Los nuevos entrantes a entre 3.000 y 3.500 dólares se convierten en vendedores marginales si el precio cae a la baja, mientras que los cohortes veteranos se quedan con ganancias no realizadas lo suficientemente grandes como para resistir otra caída.
Si las reactivaciones de la oferta inactiva de XRP persisten mientras el límite realizado permanece concentrado entre los tenedores con tenencias de seis meses o más, el camino se estrecha.
Cada ola de distribución veterana empuja a los compradores recientes a hundirse aún más. Debido a que esos compradores recientes representan la mayor parte del límite alcanzado, su capitulación colapsaría el piso de la base de costos en lugar de simplemente ponerlo a prueba.
El riesgo se refuerza a sí mismo: las ballenas se distribuyen, los recién llegados venden con pérdidas, el capitalización cae y la siguiente cohorte de tenedores se enfrenta a una estructura de apoyo aún más débil.
Para protocolos como Aave, donde los datos de inactividad siguen siendo escasos, una sola dirección que cristalice 1,54 millones de dólares en pérdidas al vender 15.396 AAVE en una tendencia bajista indica salidas forzadas o impulsadas por el miedo de los participantes recientes, no de titulares a largo plazo que obtienen ganancias.
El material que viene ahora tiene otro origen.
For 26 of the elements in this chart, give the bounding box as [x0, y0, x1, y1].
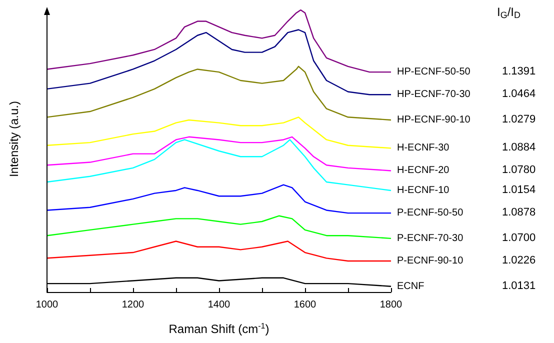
x-tick-label: 1600 [294, 300, 317, 310]
series-label: HP-ECNF-70-30 [397, 89, 471, 100]
x-tick-label: 1000 [36, 300, 59, 310]
series-label: H-ECNF-30 [397, 142, 450, 154]
series-label: HP-ECNF-90-10 [397, 114, 471, 126]
text: 1.0279 [502, 113, 536, 126]
series-label: HP-ECNF-50-50 [397, 66, 471, 78]
series-label: H-ECNF-10 [397, 184, 450, 196]
text: 1.0780 [502, 164, 536, 176]
text: 1.0131 [502, 280, 536, 292]
text: 1.0878 [502, 206, 536, 219]
series-label: H-ECNF-20 [397, 165, 450, 176]
text: 1.0464 [502, 88, 536, 100]
x-tick-label: 1400 [208, 300, 231, 310]
series-label: P-ECNF-50-50 [397, 208, 464, 219]
series-label: ECNF [397, 280, 424, 292]
text: 1.1391 [502, 66, 536, 78]
text: 1.0700 [502, 232, 536, 244]
series-label: P-ECNF-90-10 [397, 255, 464, 266]
y-axis-title: Intensity (a.u.) [7, 100, 21, 178]
text: 1.0154 [502, 184, 536, 196]
text: 1.0884 [502, 142, 536, 154]
x-tick-label: 1200 [122, 300, 145, 310]
text: 1.0226 [502, 254, 536, 266]
x-tick-label: 1800 [380, 300, 403, 310]
series-label: P-ECNF-70-30 [397, 232, 464, 244]
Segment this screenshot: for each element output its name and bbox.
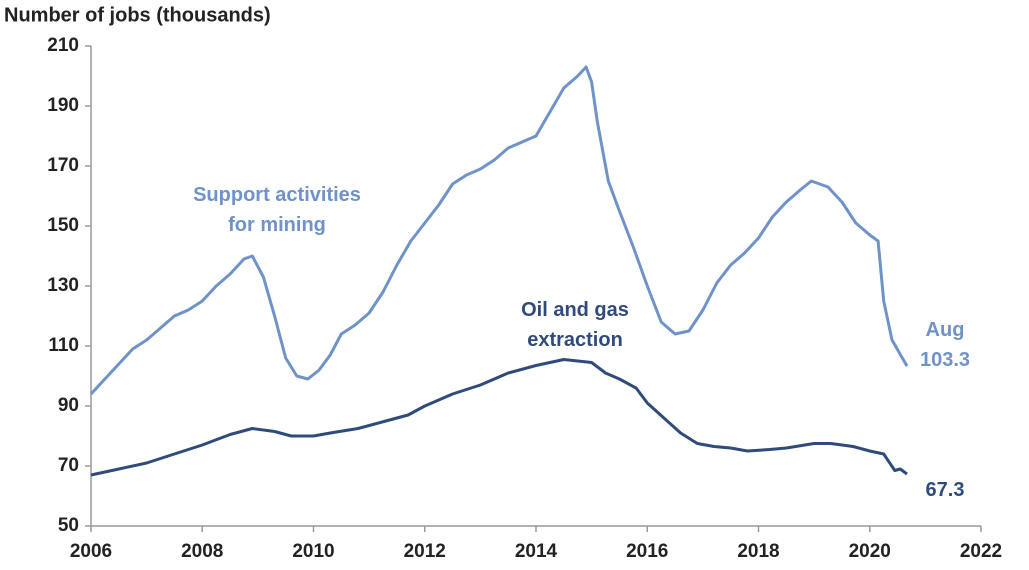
- y-tick-label: 150: [47, 215, 79, 236]
- y-tick-label: 110: [48, 335, 79, 356]
- series-label: Oil and gas extraction: [521, 299, 629, 351]
- y-tick-label: 70: [58, 455, 79, 476]
- x-tick-label: 2016: [626, 541, 668, 562]
- x-tick-label: 2022: [960, 541, 1002, 562]
- y-tick-label: 50: [58, 515, 79, 536]
- x-tick-label: 2020: [849, 541, 891, 562]
- y-tick-label: 170: [47, 155, 79, 176]
- annotation: Aug: [925, 319, 965, 341]
- data-label: 67.3: [925, 479, 965, 501]
- y-tick-label: 190: [47, 95, 79, 116]
- x-tick-label: 2006: [70, 541, 112, 562]
- x-tick-label: 2014: [515, 541, 558, 562]
- y-tick-label: 210: [47, 35, 79, 56]
- data-label: 103.3: [919, 349, 971, 371]
- x-tick-label: 2010: [292, 541, 334, 562]
- x-tick-label: 2018: [737, 541, 779, 562]
- series-line: [90, 358, 908, 477]
- series-label: Support activities for mining: [193, 184, 361, 236]
- x-tick-label: 2008: [181, 541, 223, 562]
- series-line: [89, 65, 909, 396]
- x-tick-label: 2012: [404, 541, 446, 562]
- y-axis-label: Number of jobs (thousands): [4, 4, 271, 26]
- y-tick-label: 90: [58, 395, 79, 416]
- y-tick-label: 130: [47, 275, 79, 296]
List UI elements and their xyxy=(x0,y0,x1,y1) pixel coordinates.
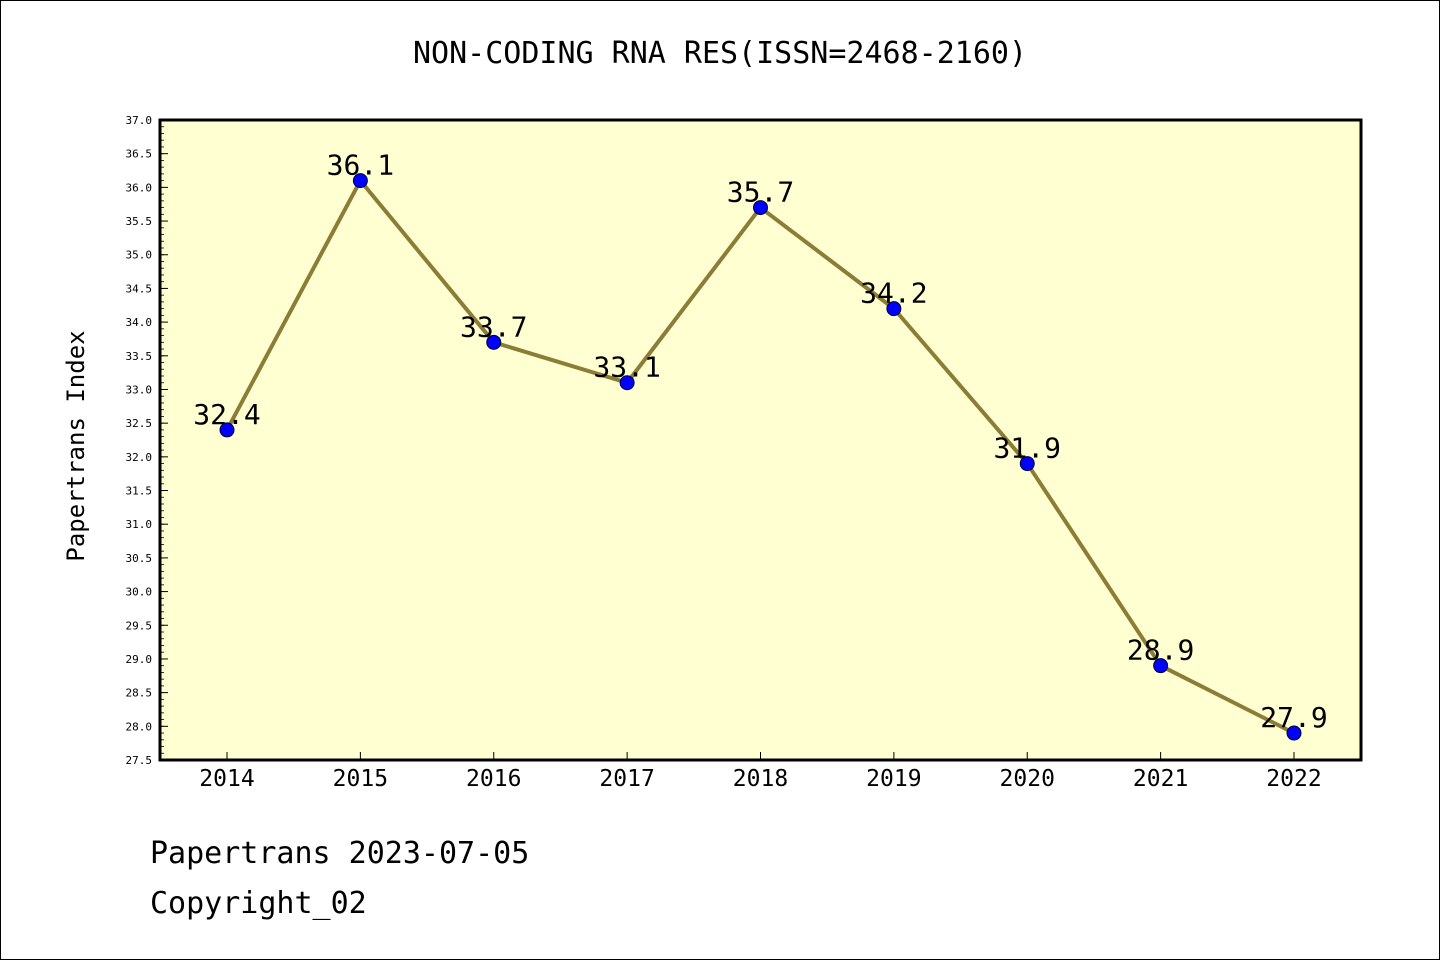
y-tick-label: 28.5 xyxy=(126,687,153,700)
x-tick-label: 2021 xyxy=(1133,766,1188,792)
data-point xyxy=(486,334,502,350)
data-label: 32.4 xyxy=(193,398,260,431)
x-tick-label: 2014 xyxy=(199,766,254,792)
x-tick-label: 2018 xyxy=(733,766,788,792)
data-label: 36.1 xyxy=(327,149,394,182)
y-tick-label: 34.5 xyxy=(126,282,153,295)
y-tick-label: 36.5 xyxy=(126,148,153,161)
y-tick-label: 34.0 xyxy=(126,316,153,329)
y-tick-label: 29.0 xyxy=(126,653,153,666)
plot-area xyxy=(160,120,1361,760)
y-tick-label: 37.0 xyxy=(126,114,153,127)
data-point xyxy=(619,375,635,391)
footer-copyright: Copyright_02 xyxy=(150,886,367,921)
x-tick-label: 2016 xyxy=(466,766,521,792)
y-tick-label: 30.5 xyxy=(126,552,153,565)
y-tick-label: 36.0 xyxy=(126,181,153,194)
data-point xyxy=(753,200,768,216)
footer-date: Papertrans 2023-07-05 xyxy=(150,836,530,871)
y-tick-label: 27.5 xyxy=(126,754,153,767)
y-tick-label: 30.0 xyxy=(126,586,153,599)
series-markers xyxy=(219,173,1302,741)
x-tick-label: 2019 xyxy=(866,766,921,792)
chart-title: NON-CODING RNA RES(ISSN=2468-2160) xyxy=(412,36,1028,71)
y-tick-label: 35.5 xyxy=(126,215,153,228)
data-point xyxy=(1286,725,1302,741)
y-tick-label: 29.5 xyxy=(126,619,153,632)
data-label: 35.7 xyxy=(727,176,794,209)
y-tick-label: 32.0 xyxy=(126,451,153,464)
y-tick-label: 33.0 xyxy=(126,383,153,396)
x-tick-label: 2022 xyxy=(1266,766,1321,792)
data-label: 33.7 xyxy=(460,310,527,343)
data-point xyxy=(352,173,368,189)
y-tick-label: 28.0 xyxy=(126,720,153,733)
x-tick-label: 2017 xyxy=(599,766,654,792)
data-label: 27.9 xyxy=(1260,701,1327,734)
y-tick-label: 35.0 xyxy=(126,249,153,262)
plot-border xyxy=(158,118,1363,762)
data-labels: 32.4 36.1 33.7 33.1 35.7 34.2 31.9 28.9 27.9 xyxy=(193,149,1327,734)
x-axis-ticks: 2014 2015 2016 2017 2018 2019 2020 2021 2022 xyxy=(199,752,1322,792)
y-tick-label: 31.5 xyxy=(126,485,153,498)
data-label: 31.9 xyxy=(994,432,1061,465)
y-tick-label: 33.5 xyxy=(126,350,153,363)
y-axis-label: Papertrans Index xyxy=(62,330,90,561)
y-tick-label: 32.5 xyxy=(126,417,153,430)
data-label: 28.9 xyxy=(1127,634,1194,667)
data-label: 33.1 xyxy=(593,351,660,384)
x-tick-label: 2020 xyxy=(1000,766,1055,792)
data-label: 34.2 xyxy=(860,277,927,310)
x-tick-label: 2015 xyxy=(333,766,388,792)
data-point xyxy=(1019,456,1035,472)
data-point xyxy=(886,301,902,317)
data-point xyxy=(1153,658,1169,674)
y-tick-label: 31.0 xyxy=(126,518,153,531)
data-point xyxy=(219,422,235,438)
Cuando esas pérdidas ocurren mientras el activo cotiza por debajo de todos los promedios móviles principales y el apetito por el riesgo de DeFi más amplio se deteriora, el capital de último ciclo sale en lugar de rotar.
¿Quién decide el piso?
La pregunta central es si las reactivaciones latentes de la oferta de este ciclo representan una rotación saludable, si los tenedores veteranos salen con ganancias mientras ingresa nuevo capital en bases más altas, o el comienzo de un desapalancamiento más amplio en el que los límites máximos realizados colapsan bajo una distribución sostenida.
Los datos de Ethereum sugieren que las monedas más antiguas se están moviendo. Aún así, la mayor parte del flujo reciente proviene del recorte de ballenas a mediano plazo en lugar del vertido de carteras antiguas, y el aumento del límite realizado confirma que el dinero fresco continúa llegando a un promedio.
Los datos de XRP sugieren que los picos de inactividad están atrayendo a los titulares de más de un año, mientras que el 62,8% del límite realizado corresponde a compradores que ingresaron en los últimos seis meses.
El resultado depende de qué cohorte parpadea primero. Si los recién llegados se mantienen y la demanda spot se estabiliza, la distribución veterana es absorbida y el mercado construye un piso más alto a través de la rotación.
Si los recién llegados capitulan antes de que los vendedores veteranos se agoten, el límite efectivo cae, la profundidad de la base de costos se evapora y el siguiente nivel de soporte se ubica muy por debajo del precio actual.
Las ballenas se están moviendo. Que se trate de una rotación o de una derrota depende de quién queda para captar lo que están vendiendo.